INC-175706 · Issue 659529
SSLContext created using protocol from REST connector rule form
Resolved in Pega Version 8.5.5
After upgrading to IBM websphere v9.0.5.6 or higher, API calls Like REST, Connect-HTTP etc were failing to connect to endpoints using TLSv1.2. Investigation showed that although the connector was configured to send TLSv1.2, the ClientHello handshake was triggered for TLSv1.3. Because the SSLContext was created with highest version supported by protocol in the WAS container, this has been resolved by modifying the code to create SSLContext based on the the protocol selected in the REST connector rule form. Additionally, please note that the Connect-HTTP connector has been deprecated and the Connect-REST capabilities in the platform should be used instead.
INC-179188 · Issue 661955
SSLContext created using protocol from REST connector rule form
Resolved in Pega Version 8.5.5
After upgrading to IBM websphere v9.0.5.6 or higher, API calls Like REST, Connect-HTTP etc were failing to connect to endpoints using TLSv1.2. Investigation showed that although the connector was configured to send TLSv1.2, the ClientHello handshake was triggered for TLSv1.3. Because the SSLContext was created with highest version supported by protocol in the WAS container, this has been resolved by modifying the code to create SSLContext based on the the protocol selected in the REST connector rule form. Additionally, please note that the Connect-HTTP connector has been deprecated and the Connect-REST capabilities in the platform should be used instead.
INC-179360 · Issue 662180
Check added for allowed editing with CSRF
Resolved in Pega Version 8.5.5
After enabling CSRF, it was not possible to edit a data table used to define ACL rules due to security preventing the adding/editing of rows and user group entitlements. This has been resolved by using browser FingerPrint validation to check whether an activity is in a secured list and skipping validation for allowed activities.
INC-180858 · Issue 660801
SSLContext created using protocol from REST connector rule form
Resolved in Pega Version 8.5.5
After upgrading to IBM websphere v9.0.5.6 or higher, API calls Like REST, Connect-HTTP etc were failing to connect to endpoints using TLSv1.2. Investigation showed that although the connector was configured to send TLSv1.2, the ClientHello handshake was triggered for TLSv1.3. Because the SSLContext was created with highest version supported by protocol in the WAS container, this has been resolved by modifying the code to create SSLContext based on the the protocol selected in the REST connector rule form.

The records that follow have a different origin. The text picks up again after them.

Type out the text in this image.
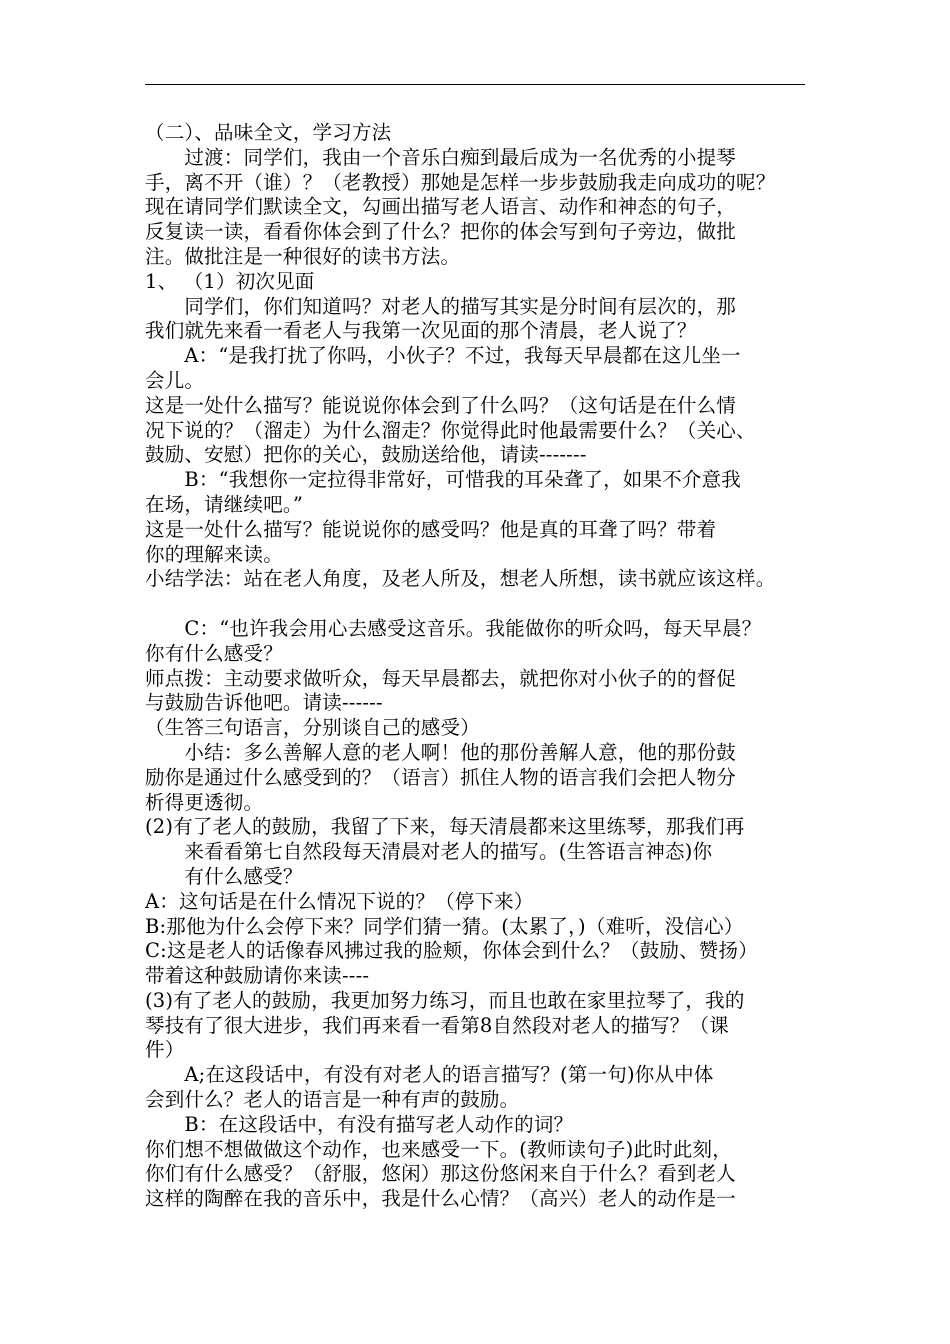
（二）、品味全文，学习方法

　　过渡：同学们，我由一个音乐白痴到最后成为一名优秀的小提琴

手，离不开（谁）？（老教授）那她是怎样一步步鼓励我走向成功的呢？

现在请同学们默读全文，勾画出描写老人语言、动作和神态的句子，

反复读一读，看看你体会到了什么？把你的体会写到句子旁边，做批

注。做批注是一种很好的读书方法。

1、 （1）初次见面

　　同学们，你们知道吗？对老人的描写其实是分时间有层次的，那

我们就先来看一看老人与我第一次见面的那个清晨，老人说了？

　　A：“是我打扰了你吗，小伙子？不过，我每天早晨都在这儿坐一

会儿。

这是一处什么描写？能说说你体会到了什么吗？（这句话是在什么情

况下说的？（溜走）为什么溜走？你觉得此时他最需要什么？（关心、

鼓励、安慰）把你的关心，鼓励送给他，请读-------

　　B：“我想你一定拉得非常好，可惜我的耳朵聋了，如果不介意我

在场，请继续吧。”

这是一处什么描写？能说说你的感受吗？他是真的耳聋了吗？带着

你的理解来读。

小结学法：站在老人角度，及老人所及，想老人所想，读书就应该这样。

　　C：“也许我会用心去感受这音乐。我能做你的听众吗，每天早晨？

你有什么感受？

师点拨：主动要求做听众，每天早晨都去，就把你对小伙子的的督促

与鼓励告诉他吧。请读------

（生答三句语言，分别谈自己的感受）

　　小结：多么善解人意的老人啊！他的那份善解人意，他的那份鼓

励你是通过什么感受到的？（语言）抓住人物的语言我们会把人物分

析得更透彻。

(2)有了老人的鼓励，我留了下来，每天清晨都来这里练琴，那我们再

　　来看看第七自然段每天清晨对老人的描写。(生答语言神态)你

　　有什么感受？

A：这句话是在什么情况下说的？（停下来）

B:那他为什么会停下来？同学们猜一猜。(太累了，)（难听，没信心）

C:这是老人的话像春风拂过我的脸颊，你体会到什么？（鼓励、赞扬）

带着这种鼓励请你来读----

(3)有了老人的鼓励，我更加努力练习，而且也敢在家里拉琴了，我的

琴技有了很大进步，我们再来看一看第8自然段对老人的描写？（课

件）

　　A;在这段话中，有没有对老人的语言描写？(第一句)你从中体

会到什么？老人的语言是一种有声的鼓励。

　　B：在这段话中，有没有描写老人动作的词？

你们想不想做做这个动作，也来感受一下。(教师读句子)此时此刻，

你们有什么感受？（舒服，悠闲）那这份悠闲来自于什么？看到老人

这样的陶醉在我的音乐中，我是什么心情？（高兴）老人的动作是一
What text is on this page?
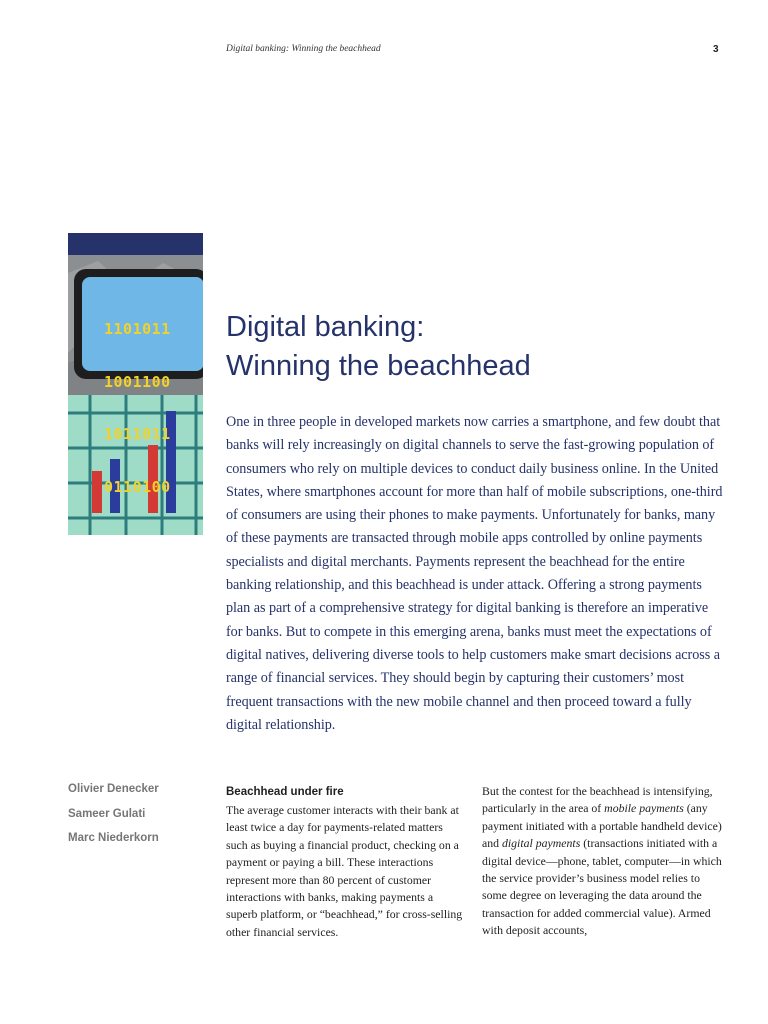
Digital banking: Winning the beachhead	3

1101011

1001100

1011011

0110100

Digital banking:
Winning the beachhead

One in three people in developed markets now carries a smartphone, and few doubt that banks will rely increasingly on digital channels to serve the fast-growing population of consumers who rely on multiple devices to conduct daily business online. In the United States, where smartphones account for more than half of mobile subscriptions, one-third of consumers are using their phones to make payments. Unfortunately for banks, many of these payments are transacted through mobile apps controlled by online payments specialists and digital merchants. Payments represent the beachhead for the entire banking relationship, and this beachhead is under attack. Offering a strong payments plan as part of a comprehensive strategy for digital banking is therefore an imperative for banks. But to compete in this emerging arena, banks must meet the expectations of digital natives, delivering diverse tools to help customers make smart decisions across a range of financial services. They should begin by capturing their customers’ most frequent transactions with the new mobile channel and then proceed toward a fully digital relationship.

Olivier Denecker
Sameer Gulati
Marc Niederkorn
Beachhead under fire

The average customer interacts with their bank at least twice a day for payments-related matters such as buying a financial product, checking on a payment or paying a bill. These interactions represent more than 80 percent of customer interactions with banks, making payments a superb platform, or “beachhead,” for cross-selling other financial services.

But the contest for the beachhead is intensifying, particularly in the area of mobile payments (any payment initiated with a portable handheld device) and digital payments (transactions initiated with a digital device—phone, tablet, computer—in which the service provider’s business model relies to some degree on leveraging the data around the transaction for added commercial value). Armed with deposit accounts,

Additionally, please note that the Connect-HTTP connector has been deprecated and the Connect-REST capabilities in the platform should be used instead.
INC-155406 · Issue 638705
Clipboard security updated
Resolved in Pega Version 8.5.5
Security has been enhanced for clipboard properties by restricting registration for readonly properties.
INC-157404 · Issue 630693
Adaptive Model report information exports correctly
Resolved in Pega Version 8.5.5
Clicking export to Excel or PDF in the Prediction Studio Adaptive Model report was not working. Investigation showed the first double quote of the propositionName was getting replaced from & quot ; to "", which resulted in an error while performing openUrlWindow action. This has been resolved by adding a new helper handler, while creating context menu using Handlebars.